US Investors, Tourists Could Benefit From 'Cheap' Mexican Peso
MEXICO CITY — The value of the Mexican peso is continuing to slide against the American dollar, which be good news for American tourists, importers and investors.
In one Mexican bank — BBVA Bancomer — the currency crossed a major psychological barrier Monday: 20 pesos per dollar. That’s only one bank, but it’s a benchmark.
Juan Carlos Orozco, head financial analyst with Mexico’s Grupo Reforma, says that the price of the peso nowadays is impacted by the price of oil. But, he said the recent surge is due largely to expectations from a Fed meeting scheduled for Wednesday.
Many economists expect the Fed to meet this week and raise its interest rates, Orozco said. This means investors could have an incentive to move their money from Mexico to the United States.
“The typical way to think about this situation is that the dollars [from the investors] will go back to the Unites States,” Orozco said.
And although the Mexican peso is volatile, it is also strong compared to other currencies.
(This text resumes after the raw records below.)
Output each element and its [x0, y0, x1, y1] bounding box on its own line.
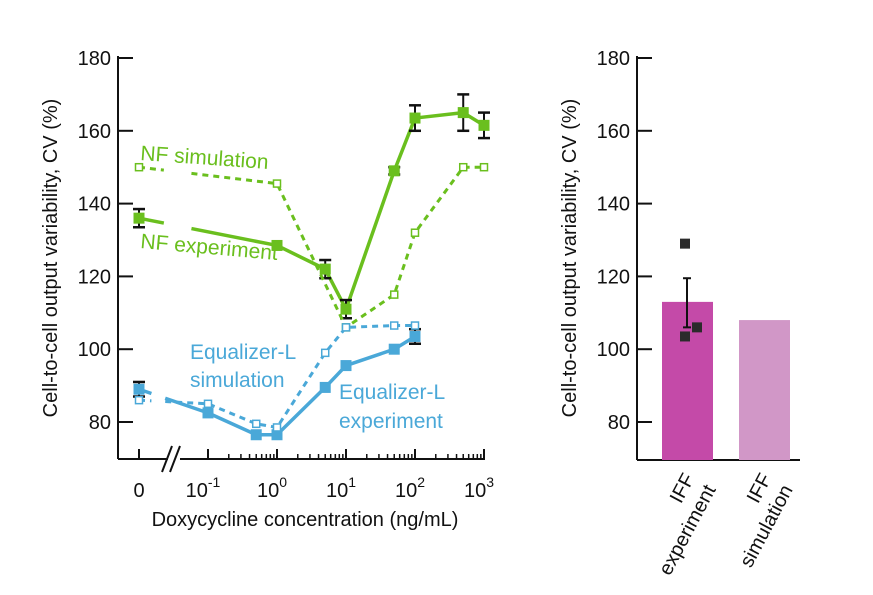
data-point	[680, 331, 690, 342]
annotation-eq-simulation: Equalizer-L	[190, 341, 296, 364]
data-point	[692, 322, 702, 333]
data-point	[203, 399, 213, 409]
annotation-eq-experiment: experiment	[339, 410, 443, 433]
data-point	[272, 423, 282, 432]
y-tick-label: 80	[89, 412, 111, 434]
x-tick-exponent: 0	[279, 474, 287, 490]
x-tick-label: 0	[133, 480, 144, 502]
data-point	[388, 165, 400, 177]
data-point	[389, 290, 399, 299]
right-bar-chart: 80 100 120 140 160 180 Cell-to-cell output var…	[559, 48, 800, 579]
data-point	[133, 383, 145, 395]
x-tick-base: 10	[186, 480, 208, 502]
data-point	[340, 360, 352, 372]
annotation-nf-experiment: NF experiment	[140, 230, 279, 265]
x-tick-base: 10	[395, 480, 417, 502]
x-tick-label: 100	[257, 474, 287, 502]
bar	[739, 320, 790, 460]
series-line	[191, 110, 485, 311]
x-tick-label: 101	[326, 474, 356, 502]
y-tick-label: 140	[597, 194, 630, 216]
x-tick-base: 10	[464, 480, 486, 502]
data-point	[341, 323, 351, 332]
axis-break-mark	[169, 445, 181, 473]
data-point	[478, 119, 490, 131]
y-tick-label: 100	[597, 339, 630, 361]
data-point	[320, 348, 330, 358]
data-point	[389, 321, 399, 330]
x-tick-base: 0	[133, 480, 144, 502]
data-point	[202, 407, 214, 419]
y-tick-label: 100	[78, 339, 111, 361]
data-point	[319, 263, 331, 275]
data-point	[409, 330, 421, 342]
data-point	[272, 179, 282, 188]
data-point	[134, 395, 144, 405]
data-point	[271, 429, 283, 441]
y-tick-label: 120	[597, 266, 630, 288]
data-point	[251, 419, 261, 429]
axis-break-mark	[161, 445, 173, 473]
y-axis-label: Cell-to-cell output variability, CV (%)	[40, 99, 62, 418]
data-point	[134, 162, 144, 172]
data-point	[457, 107, 469, 119]
series-line	[164, 334, 416, 437]
data-point	[680, 238, 690, 249]
x-tick-base: 10	[326, 480, 348, 502]
data-point	[319, 381, 331, 393]
y-tick-label: 160	[597, 121, 630, 143]
y-axis-label: Cell-to-cell output variability, CV (%)	[559, 99, 581, 418]
annotation-eq-simulation: simulation	[190, 369, 285, 392]
data-point	[133, 212, 145, 224]
x-tick-exponent: 3	[486, 474, 494, 490]
x-category-label: IFFsimulation	[715, 470, 798, 571]
data-point	[340, 303, 352, 315]
series-nf-experiment	[133, 93, 490, 320]
x-tick-base: 10	[257, 480, 279, 502]
x-tick-exponent: 2	[417, 474, 425, 490]
data-point	[388, 343, 400, 355]
y-tick-label: 180	[78, 48, 111, 70]
series-equalizer-l-simulation	[134, 321, 420, 432]
data-point	[410, 228, 420, 237]
annotation-eq-experiment: Equalizer-L	[339, 381, 445, 404]
y-tick-label: 160	[78, 121, 111, 143]
y-tick-label: 80	[608, 412, 630, 434]
series-line	[165, 324, 415, 429]
x-tick-label: 102	[395, 474, 425, 502]
data-point	[479, 162, 489, 172]
x-axis-label: Doxycycline concentration (ng/mL)	[152, 509, 459, 531]
annotation-nf-simulation: NF simulation	[140, 142, 270, 174]
data-point	[271, 239, 283, 251]
series-equalizer-l-experiment	[133, 327, 421, 441]
x-tick-label: 10-1	[186, 474, 221, 502]
data-point	[250, 429, 262, 441]
x-tick-exponent: -1	[208, 474, 221, 490]
x-category-label: IFFexperiment	[634, 470, 721, 579]
data-point	[409, 112, 421, 124]
x-tick-label: 103	[464, 474, 494, 502]
data-point	[410, 321, 420, 330]
data-point	[458, 162, 468, 172]
y-tick-label: 140	[78, 194, 111, 216]
x-tick-exponent: 1	[348, 474, 356, 490]
y-tick-label: 180	[597, 48, 630, 70]
y-tick-label: 120	[78, 266, 111, 288]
In fact, it’s the second most traded currency in emerging markets, after the Chinese Yuan, explains Leticia Armenta, an economics professor at Monterrey Tech University in Mexico City.
“At the end of the day, the Mexican peso has huge acceptance in the world for trade,” Armenta said. “It is commonly used to triangulate operations in other markets; not necessarily in Mexico.”
And as the peso is getting cheaper, the price of Mexican goods and services is relatively stable since the Central Bank of Mexico has restrained the inflation.
In general, this means that, as prices in Mexico stay almost untouched, the dollar gains a stronger buying power. So this is most likely a good moment for American tourists, importers and investors.